Oracle 1Z0-1059-20 Online Questions & Answers

  • Question 51:

    The Contracts Requiring Attention user Interface has three tabs: Pending Review, Pending Allocation, and Pending Revenue Recognition.

    What would cause a contract to be In the Pending Review tab?

    A. The total Transaction Price is over the user-defined threshold amount.
    B. The contract is missing standalone selling prices at the promised detail level or at obligation level.
    C. The contract is missing satisfaction events.
    D. The contract is missing Billing data.

  • Question 52:

    A corporation uses a primary ledger with a currency of USD. The organization's data includes source document lines with amounts expressed in the Euro currency. However, Revenue Management calculates transaction totals, allocations, and creates accounting in the ledger currency.

    What needs to be done in Revenue Management to convert transaction amounts to the USD currency?

    A. Create source document types specifically for Euro documents.
    B. Populate exchange rates in Revenue Price Profile.
    C. Populate Conversion Rate Type in System Options.
    D. Create revenue prices in the Euro currency.

  • Question 53:

    After defining a pricing dimension structure for a customer, you must define a pricing dimension structure instance. Which two attributes on the structure instance are inherited from the structure definition?

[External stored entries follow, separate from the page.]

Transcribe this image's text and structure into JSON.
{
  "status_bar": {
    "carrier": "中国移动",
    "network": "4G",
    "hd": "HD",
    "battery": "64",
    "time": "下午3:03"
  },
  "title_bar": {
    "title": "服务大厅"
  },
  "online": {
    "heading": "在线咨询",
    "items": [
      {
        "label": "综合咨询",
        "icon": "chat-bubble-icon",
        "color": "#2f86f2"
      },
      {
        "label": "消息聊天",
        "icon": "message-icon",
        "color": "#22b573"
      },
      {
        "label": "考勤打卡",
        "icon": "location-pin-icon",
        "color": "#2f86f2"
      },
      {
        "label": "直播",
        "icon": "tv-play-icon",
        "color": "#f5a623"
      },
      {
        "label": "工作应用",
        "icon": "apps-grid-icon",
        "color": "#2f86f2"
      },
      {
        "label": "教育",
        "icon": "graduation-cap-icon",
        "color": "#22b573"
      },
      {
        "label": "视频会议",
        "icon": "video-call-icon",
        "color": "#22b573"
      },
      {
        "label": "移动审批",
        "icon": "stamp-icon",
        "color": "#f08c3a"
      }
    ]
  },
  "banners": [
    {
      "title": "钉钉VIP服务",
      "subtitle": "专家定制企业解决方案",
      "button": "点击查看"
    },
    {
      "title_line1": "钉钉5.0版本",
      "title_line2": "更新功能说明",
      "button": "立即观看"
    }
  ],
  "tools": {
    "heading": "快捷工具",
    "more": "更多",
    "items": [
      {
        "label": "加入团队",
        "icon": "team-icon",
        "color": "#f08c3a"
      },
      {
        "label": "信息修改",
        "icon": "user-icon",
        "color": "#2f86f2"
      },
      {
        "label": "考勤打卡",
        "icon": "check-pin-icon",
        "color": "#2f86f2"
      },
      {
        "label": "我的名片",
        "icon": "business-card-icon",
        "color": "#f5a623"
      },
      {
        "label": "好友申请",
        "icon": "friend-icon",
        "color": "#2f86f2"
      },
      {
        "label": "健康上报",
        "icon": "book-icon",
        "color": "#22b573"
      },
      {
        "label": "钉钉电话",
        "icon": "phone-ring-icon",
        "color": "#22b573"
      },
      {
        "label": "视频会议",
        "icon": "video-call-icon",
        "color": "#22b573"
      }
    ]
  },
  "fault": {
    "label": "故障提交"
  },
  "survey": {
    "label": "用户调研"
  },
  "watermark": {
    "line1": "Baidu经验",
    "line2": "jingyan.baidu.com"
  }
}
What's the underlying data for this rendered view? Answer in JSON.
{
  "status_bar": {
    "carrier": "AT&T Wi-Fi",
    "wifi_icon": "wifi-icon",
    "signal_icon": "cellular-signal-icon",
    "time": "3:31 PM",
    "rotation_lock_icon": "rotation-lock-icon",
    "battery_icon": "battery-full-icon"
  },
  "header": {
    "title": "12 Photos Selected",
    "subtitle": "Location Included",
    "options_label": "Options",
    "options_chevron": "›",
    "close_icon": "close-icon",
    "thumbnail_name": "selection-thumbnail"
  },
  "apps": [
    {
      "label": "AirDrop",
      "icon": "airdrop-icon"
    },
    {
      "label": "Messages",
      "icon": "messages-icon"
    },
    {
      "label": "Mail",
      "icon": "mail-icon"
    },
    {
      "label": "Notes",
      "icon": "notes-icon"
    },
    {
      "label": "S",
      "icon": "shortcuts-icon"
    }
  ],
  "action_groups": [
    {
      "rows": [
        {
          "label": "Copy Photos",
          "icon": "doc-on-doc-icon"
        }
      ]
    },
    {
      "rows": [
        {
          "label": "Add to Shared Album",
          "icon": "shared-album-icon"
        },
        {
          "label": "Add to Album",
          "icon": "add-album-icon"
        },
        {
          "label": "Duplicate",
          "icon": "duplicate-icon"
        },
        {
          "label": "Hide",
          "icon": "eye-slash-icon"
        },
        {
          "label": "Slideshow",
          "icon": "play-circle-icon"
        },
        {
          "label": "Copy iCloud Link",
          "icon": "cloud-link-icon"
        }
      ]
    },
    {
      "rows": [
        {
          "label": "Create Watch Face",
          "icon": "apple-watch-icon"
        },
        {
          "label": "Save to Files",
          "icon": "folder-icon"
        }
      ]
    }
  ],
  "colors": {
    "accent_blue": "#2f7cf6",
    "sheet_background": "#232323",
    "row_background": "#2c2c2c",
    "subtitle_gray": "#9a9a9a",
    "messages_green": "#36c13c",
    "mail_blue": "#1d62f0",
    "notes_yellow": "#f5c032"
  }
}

    A. Wether Dynamic Combination Creation Allowed is enabled
    B. The value sets
    C. The Query Required option
    D. The Displayed option
    E. The shape: Same nunmber of segments and order

  • Question 54:

    Revenue Management creates journal entries from a contract In order to recognize revenue properly. Which three event types are used by Revenue Management to create these journal entries?

    A. Performance Obligation Satisfied
    B. Performance Obligation Billed
    C. Initial Performance
    D. Revenue Recognized
    E. Standalone Selling Prices Allocated

  • Question 55:

    Which three statements about Effective Periods are true?

    A. If effective periods are not defined. Revenue Management uses the General Ledger calendar.
    B. Effective Periods are used for standalone selling prices and for creating journal entries.
    C. Gaps between periods are not allowed.
    D. You cannot have overlapping periods.
    E. Effective Periods only define the rage where standalone selling prices of an item should be effective.

  • Question 56:

    A corporation uses a pricing policy that considers deal size to calculate price per unit for its products. For example:

    Which Price Band Segment Label would be appropriate to use in this case?

    A. Amount Band
    B. Deal Size Band
    C. Set Band
    D. Quantity Band

  • Question 57:

    Which configuration component is Source Document Type NOT connected to?

    A. Revenue Management System Options
    B. Performance Obligation Template
    C. Contract Identification Rules
    D. Revenue Price Profile
    E. Performance Obligation Identification Rules

  • Question 58:

    Why Is Satisfaction Method a key element of a Performance Obligation?

    A. because it determines whether revenue for a good or service is recognized Over Time or Point in Time
    B. because it calculates the amount of Total Transaction Price allocated to date
    C. because it calculates the percentage of Total Transaction Price allocated to date
    D. because it specifies whether revenue has been fully or partially recognized for a good or service

  • Question 59:

    What does the creation of an allocation allow you to determine?

    A. the ability not to revise previously reported revenue for revision, corrections, and other changes
    B. the fair value of each performance obligation
    C. the maximum amount of revenue you can recognize soonest, postponing the minimum until later
    D. an allocation of the expected consideration over the performance obligations as if you had sold them separately

  • Question 60:

    Which statement does NOT describe how revenue is handled under the latest standards under ASC 606 and IFRS 15?

    A. You accrue for goods and services that you owe to customers because either you or they have relied on the contract. You no longer defer revenue.
    B. You value the accrual at estimated consideration and it is a monetary debt.
    C. You book the invoiced amount to the PandL when you meet the regulatory definition by Industry.
    D. You calculate the liability at inception and book it when either party acts. An Act could be shipping or invoicing.
    E. Liability is a list of goods and services you actually owe to the customers for future satisfaction via transfer.